Ainsi, pour ses opposants, il n’y aura ni sécurité ni stabilité avec Netanyahu. Ce qu’il faut, disent-ils, c’est coopérer avec des partenaires internationaux et arabes, définir une stratégie claire et offrir une direction unificatrice après la guerre. La paix avec les Arabes, ajoutent-ils, garantirait des financements pour la reconstruction sous supervision internationale, à condition qu’Israël propose un partenaire autre que les extrémistes qui rejettent toute solution.

L’opposition rappellera que le « succès moral » que Netanyahu revendiquera avec la libération des otages aurait dû être obtenu bien plus tôt, afin d’améliorer l’image d’un État affaibli.

Au final, Netanyahu pourrait ne pas avoir besoin de déclencher de grandes guerres dans son « lendemain » pour revenir sur le devant de la scène, comme il l’avait fait face à l’Iran. Mais tout dépendra du maintien de la situation actuelle et de la capacité des acteurs extérieurs à pousser leurs rivaux à s’unir autour d’un programme commun — ou, au minimum, à adopter une position unifiée avant le scrutin.

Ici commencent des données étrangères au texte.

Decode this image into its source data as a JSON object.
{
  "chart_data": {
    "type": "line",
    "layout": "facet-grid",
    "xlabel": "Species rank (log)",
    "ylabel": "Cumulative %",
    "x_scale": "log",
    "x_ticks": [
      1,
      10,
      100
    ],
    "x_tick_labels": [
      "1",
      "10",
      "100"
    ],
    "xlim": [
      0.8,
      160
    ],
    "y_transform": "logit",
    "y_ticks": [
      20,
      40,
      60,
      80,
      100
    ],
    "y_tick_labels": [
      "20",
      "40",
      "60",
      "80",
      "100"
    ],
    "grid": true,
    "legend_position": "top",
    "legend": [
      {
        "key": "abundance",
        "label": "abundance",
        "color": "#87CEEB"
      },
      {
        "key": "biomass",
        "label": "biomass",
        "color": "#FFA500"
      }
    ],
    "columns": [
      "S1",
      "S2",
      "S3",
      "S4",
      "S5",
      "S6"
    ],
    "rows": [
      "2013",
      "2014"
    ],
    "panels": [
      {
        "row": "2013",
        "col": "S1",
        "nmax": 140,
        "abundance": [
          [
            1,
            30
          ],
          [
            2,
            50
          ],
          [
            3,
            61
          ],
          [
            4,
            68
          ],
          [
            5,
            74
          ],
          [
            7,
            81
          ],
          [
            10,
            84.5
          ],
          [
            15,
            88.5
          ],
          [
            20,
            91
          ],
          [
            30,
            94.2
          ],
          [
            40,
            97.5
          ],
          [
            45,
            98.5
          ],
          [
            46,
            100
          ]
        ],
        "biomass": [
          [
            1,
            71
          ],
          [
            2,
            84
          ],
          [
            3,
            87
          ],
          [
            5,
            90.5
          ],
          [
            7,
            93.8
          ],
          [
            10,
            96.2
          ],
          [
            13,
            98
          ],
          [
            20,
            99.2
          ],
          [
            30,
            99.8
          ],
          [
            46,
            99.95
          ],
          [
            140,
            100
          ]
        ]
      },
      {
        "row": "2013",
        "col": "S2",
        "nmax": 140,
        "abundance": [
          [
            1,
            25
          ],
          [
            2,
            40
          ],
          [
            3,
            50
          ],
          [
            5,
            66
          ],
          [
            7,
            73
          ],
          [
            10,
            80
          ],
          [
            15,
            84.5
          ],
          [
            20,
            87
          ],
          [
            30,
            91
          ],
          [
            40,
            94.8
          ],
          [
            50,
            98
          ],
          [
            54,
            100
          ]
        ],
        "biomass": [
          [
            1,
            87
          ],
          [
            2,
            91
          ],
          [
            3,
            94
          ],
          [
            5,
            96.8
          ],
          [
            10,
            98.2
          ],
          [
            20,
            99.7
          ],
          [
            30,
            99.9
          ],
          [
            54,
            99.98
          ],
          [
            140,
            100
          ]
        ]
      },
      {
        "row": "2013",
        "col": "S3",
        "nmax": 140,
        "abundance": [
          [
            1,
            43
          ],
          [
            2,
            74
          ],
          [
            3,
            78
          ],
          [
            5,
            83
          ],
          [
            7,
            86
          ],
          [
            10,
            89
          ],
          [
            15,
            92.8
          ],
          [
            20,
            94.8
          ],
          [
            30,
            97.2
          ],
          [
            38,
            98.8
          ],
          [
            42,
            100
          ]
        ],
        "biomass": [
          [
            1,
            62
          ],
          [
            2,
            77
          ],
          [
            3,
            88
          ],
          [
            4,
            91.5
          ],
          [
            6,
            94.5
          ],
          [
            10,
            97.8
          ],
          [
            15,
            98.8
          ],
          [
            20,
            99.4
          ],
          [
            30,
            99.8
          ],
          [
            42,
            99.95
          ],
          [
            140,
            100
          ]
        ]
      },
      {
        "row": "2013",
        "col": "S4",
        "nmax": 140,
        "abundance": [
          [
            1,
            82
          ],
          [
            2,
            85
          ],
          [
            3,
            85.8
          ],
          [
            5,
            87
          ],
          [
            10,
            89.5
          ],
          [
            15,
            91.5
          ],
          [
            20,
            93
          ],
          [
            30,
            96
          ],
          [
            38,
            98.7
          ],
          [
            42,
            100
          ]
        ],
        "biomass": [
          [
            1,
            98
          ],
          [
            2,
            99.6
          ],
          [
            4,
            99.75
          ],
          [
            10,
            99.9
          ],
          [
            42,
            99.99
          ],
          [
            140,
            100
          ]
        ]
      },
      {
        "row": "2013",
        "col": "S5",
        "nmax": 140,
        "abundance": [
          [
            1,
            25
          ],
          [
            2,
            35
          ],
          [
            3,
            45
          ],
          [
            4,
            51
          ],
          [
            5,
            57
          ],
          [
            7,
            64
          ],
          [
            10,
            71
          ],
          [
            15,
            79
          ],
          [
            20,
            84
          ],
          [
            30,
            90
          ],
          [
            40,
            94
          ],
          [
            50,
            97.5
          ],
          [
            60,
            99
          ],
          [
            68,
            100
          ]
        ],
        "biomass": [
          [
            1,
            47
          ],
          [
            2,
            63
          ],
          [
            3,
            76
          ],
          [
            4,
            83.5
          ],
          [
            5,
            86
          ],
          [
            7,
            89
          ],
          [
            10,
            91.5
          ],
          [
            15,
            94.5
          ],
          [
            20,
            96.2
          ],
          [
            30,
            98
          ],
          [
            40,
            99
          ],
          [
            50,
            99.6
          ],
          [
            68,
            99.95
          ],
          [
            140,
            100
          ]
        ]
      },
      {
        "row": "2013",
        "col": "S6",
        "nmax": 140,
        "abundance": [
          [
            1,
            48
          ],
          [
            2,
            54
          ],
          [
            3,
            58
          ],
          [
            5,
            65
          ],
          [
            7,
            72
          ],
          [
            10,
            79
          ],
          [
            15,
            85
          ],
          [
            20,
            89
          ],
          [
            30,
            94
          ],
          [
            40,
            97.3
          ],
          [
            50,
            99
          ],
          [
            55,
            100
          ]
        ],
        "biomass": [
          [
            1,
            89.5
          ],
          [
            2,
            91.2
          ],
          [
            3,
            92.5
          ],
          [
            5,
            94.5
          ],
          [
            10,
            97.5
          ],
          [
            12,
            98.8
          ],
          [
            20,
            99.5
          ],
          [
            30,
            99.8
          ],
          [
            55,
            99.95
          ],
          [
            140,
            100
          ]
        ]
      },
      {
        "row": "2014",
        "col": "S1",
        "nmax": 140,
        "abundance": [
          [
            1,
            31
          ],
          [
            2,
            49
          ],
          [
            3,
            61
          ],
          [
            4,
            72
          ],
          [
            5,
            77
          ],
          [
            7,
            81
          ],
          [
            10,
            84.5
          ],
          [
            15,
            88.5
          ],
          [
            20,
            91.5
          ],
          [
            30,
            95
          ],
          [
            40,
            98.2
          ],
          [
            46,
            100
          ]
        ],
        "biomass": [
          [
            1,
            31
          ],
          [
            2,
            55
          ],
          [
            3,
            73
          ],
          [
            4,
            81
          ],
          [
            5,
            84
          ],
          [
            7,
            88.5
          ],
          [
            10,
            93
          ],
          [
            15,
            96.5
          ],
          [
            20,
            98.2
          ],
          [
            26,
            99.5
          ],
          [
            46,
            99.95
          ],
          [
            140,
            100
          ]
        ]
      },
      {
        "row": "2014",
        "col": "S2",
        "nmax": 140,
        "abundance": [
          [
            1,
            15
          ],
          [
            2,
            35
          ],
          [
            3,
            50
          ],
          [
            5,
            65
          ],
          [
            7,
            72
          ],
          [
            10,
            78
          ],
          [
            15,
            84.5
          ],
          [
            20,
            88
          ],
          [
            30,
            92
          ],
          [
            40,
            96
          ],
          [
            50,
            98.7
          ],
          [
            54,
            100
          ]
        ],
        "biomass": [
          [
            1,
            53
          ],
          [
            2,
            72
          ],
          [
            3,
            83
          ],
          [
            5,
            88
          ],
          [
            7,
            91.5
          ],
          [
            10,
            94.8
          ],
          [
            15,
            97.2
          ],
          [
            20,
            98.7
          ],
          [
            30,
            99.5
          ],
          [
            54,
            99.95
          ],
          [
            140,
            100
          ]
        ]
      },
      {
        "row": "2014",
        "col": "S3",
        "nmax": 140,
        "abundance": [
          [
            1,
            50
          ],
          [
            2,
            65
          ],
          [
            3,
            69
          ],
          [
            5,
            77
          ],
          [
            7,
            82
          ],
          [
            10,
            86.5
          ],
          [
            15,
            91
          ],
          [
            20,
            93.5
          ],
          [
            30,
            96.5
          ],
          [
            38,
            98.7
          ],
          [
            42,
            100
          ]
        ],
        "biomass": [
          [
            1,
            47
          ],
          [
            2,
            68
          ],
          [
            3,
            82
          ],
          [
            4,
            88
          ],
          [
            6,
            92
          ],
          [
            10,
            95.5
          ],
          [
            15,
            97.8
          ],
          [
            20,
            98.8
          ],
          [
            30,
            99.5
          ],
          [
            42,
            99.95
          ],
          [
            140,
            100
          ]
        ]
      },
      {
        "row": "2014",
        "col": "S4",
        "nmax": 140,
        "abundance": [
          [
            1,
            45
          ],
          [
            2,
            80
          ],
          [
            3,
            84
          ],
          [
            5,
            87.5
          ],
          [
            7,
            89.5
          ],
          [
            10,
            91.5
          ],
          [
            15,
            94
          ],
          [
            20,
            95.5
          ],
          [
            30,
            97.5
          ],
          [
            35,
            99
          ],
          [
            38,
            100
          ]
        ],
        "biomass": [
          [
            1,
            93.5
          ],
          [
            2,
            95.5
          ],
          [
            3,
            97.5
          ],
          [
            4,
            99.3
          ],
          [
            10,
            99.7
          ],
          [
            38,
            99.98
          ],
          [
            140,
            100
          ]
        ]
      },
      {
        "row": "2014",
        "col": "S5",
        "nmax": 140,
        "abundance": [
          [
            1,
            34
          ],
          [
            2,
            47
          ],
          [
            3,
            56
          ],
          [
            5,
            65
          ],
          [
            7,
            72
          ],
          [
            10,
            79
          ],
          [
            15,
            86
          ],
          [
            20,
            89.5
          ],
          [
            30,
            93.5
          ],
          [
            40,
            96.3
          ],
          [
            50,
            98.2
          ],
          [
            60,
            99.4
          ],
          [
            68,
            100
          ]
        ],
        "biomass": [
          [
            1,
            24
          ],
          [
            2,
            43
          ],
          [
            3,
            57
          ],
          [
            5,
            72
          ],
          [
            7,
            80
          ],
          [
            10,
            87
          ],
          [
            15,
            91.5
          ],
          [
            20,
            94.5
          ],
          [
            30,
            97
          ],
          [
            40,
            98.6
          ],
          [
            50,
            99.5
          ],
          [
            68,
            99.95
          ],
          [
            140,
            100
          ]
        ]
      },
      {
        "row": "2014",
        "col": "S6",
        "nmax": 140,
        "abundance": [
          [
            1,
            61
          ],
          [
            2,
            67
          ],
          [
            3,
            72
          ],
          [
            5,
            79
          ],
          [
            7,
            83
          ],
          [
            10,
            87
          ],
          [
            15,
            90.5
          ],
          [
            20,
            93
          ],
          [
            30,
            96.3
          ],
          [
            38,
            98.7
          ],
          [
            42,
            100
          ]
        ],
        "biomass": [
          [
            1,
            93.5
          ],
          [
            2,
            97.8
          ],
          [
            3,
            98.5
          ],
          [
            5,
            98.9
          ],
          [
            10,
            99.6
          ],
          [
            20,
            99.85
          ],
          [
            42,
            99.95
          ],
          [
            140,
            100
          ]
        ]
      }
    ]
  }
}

Si Netanyahu devait être convaincu que ses chances s’amenuisent, les scénarios s’ouvriraient sur des guerres extérieures, à commencer par l’Iran, considéré comme la principale menace existentielle. Il pourrait garder cette option en réserve, la dégainant juste avant les élections à la Knesset — comme une surprise de dernière minute.